Sunday, October 25, 2009

My Obsession

Don’t even try to talk to me right now. I’m going nuts.

It’s Game Six of the American League Championship Series, I’m a diehard Yankees fan, and as I type this the Los Angeles Angels are winning 1-0. By the time you read this, the score will have changed—I HOPE!—but this particular moment is so excruciatingly endless I can’t look. Or breathe.

Why do I care about baseball so much if it hurts my stomach and ruins my fingernails (because I chew them when I’m nervous)? Good question. Really, it’s one I ask myself every year, as soon as the baseball season is over, and I think back on all the minutes I wasted following every pitch. And of course every spring I vow to give up my addiction to baseball, and take up something relatively sane, like bungee-jumping.

But of course I won’t.

Everybody has a weird secret obsession. Mine is baseball.

Go Yankees!

Sunday, October 18, 2009

Where Girls Are Right Now

Earlier this week I read an article in The New Yorker about Alloy Entertainment, a big company which proposes ideas for teen and tween novels. According to Alloy’s editorial director, “More serious, angsty literature is where girls are right now. Morbid, dead-girl lit.”

When I read that sentence, my first reaction was: Dead-girl lit? How gross.

My second reaction was: How sad.

My third was: How boring.

Because I don’t think that we all need to be writing one particular kind of novel. And I also believe that the best novels, the ones we tend to reread, have more than just one dimension. My personal favorites are usually funny/angsty or funny/serious hybrids. And I always want to read about complex, vibrant characters, not about heroines who are literally or metaphorically "dead."

When I hear from girl readers, I get the impression that they’re looking for smart, entertaining books that are true to life—not “morbid, dead-girl lit.” But maybe nobody (including me) should generalize about “where girls are right now.” It’s probably true that by next week they’ll be somewhere else, anyway.

Friday, October 9, 2009

White Space

Some people judge books by their covers. I judge books by the amount of white space on the page.

White space means there’s plenty of dialogue. NOT painfully long descriptions of architecture and geography, or maybe a heroine’s tortured thought process—but characters talking. Interacting. Joking. Arguing.

Those are the kinds of books I like to read. Also the kinds of books I try to write.

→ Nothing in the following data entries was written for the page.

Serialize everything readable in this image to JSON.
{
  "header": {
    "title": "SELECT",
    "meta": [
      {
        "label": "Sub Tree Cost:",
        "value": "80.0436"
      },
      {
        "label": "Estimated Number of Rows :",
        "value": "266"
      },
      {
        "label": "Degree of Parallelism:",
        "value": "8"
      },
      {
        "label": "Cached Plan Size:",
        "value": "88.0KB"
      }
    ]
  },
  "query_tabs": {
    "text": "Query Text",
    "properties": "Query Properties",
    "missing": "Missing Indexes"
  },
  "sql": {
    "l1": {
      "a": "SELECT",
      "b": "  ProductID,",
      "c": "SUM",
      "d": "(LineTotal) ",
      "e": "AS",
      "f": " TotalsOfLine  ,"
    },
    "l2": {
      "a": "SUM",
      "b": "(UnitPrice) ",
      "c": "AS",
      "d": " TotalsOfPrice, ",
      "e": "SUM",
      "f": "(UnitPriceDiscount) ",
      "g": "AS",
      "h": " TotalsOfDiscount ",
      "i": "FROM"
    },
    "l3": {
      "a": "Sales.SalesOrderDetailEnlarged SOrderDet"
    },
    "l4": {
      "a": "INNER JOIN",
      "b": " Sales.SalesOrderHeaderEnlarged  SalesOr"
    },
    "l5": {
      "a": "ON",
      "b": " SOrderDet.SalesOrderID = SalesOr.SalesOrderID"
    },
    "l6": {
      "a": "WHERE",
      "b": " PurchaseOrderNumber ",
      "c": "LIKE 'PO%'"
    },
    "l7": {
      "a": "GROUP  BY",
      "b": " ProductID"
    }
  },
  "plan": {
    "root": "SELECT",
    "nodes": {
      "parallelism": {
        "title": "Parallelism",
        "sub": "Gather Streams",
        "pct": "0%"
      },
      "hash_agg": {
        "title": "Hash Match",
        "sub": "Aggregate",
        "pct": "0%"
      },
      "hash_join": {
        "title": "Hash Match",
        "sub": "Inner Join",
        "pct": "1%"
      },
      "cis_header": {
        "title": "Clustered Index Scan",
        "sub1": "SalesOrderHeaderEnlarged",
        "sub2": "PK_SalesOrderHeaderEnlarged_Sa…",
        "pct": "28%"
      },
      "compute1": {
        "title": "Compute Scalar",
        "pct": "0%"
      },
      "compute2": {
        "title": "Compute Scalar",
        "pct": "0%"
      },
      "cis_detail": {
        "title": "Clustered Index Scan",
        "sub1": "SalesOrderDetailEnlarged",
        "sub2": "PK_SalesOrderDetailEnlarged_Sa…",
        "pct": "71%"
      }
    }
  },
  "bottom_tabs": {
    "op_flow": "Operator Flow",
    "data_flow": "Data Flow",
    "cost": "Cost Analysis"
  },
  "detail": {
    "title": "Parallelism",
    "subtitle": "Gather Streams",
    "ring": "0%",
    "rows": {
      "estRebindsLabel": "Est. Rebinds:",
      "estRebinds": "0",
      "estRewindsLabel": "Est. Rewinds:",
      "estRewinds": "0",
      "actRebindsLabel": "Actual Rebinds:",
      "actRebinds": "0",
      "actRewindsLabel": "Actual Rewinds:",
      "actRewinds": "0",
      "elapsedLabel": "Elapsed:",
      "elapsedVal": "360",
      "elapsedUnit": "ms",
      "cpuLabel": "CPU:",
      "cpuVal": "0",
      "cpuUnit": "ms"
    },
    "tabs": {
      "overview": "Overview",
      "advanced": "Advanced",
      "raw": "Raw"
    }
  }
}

And to me, one of the best writers of dialogue is the English author Hilary McKay. If you haven’t already discovered her funny and touching Casson family series—Saffy’s Angel, Indigo’s Star, Forever Rose, Caddy Ever After—run to your library and raid the shelves. Because you’ll never read livelier, more natural dialogue: this is a family of strong, quirky individuals who constantly interrupt each other, finish each other’s thoughts, tease and fight and praise. Every member of the Casson family—and each one of their friends—has a completely distinctive voice. And when they simply TALK to each other, it’s like reading an action sequence.

I happen to think the first book (Saffy’s Angel) is the best. But when you read it, I promise you’ll need to read the other three in the series —and you’ll be sorry to get to the end of all that magical white space.

Monday, October 5, 2009

Olivers

This morning I took a long walk—and wished I had a dog.

Every fall this happens to me. I guess there’s something about crunching through autumn leaves that just fills me with dog-yearning. Because brisk walks in crisp air with a cute, scruffy pal running ahead…well, it just seems right, you know?

I also have dog-yearning every time I see a Frisbee. Every time I go to the beach, too.

Also, and most dangerously: every time I meet a puppy.

Weirdly, this past month I met two adorable puppies both named Oliver. One Oliver was a yellow Lab with big brown eyes and ridiculously big paws. The other Oliver was a Yorkie no bigger than—I’m serious!—a Beanie Baby. (I know because the owner let me hold him for a minute.)

I suppose if I could have a part-time puppy (house-trained, thanks) who played Frisbee on the beach and walked with me in crunchy leaves I’d POSSIBLY consider getting a dog.

That is, if my two cats, who run this house, voted yes.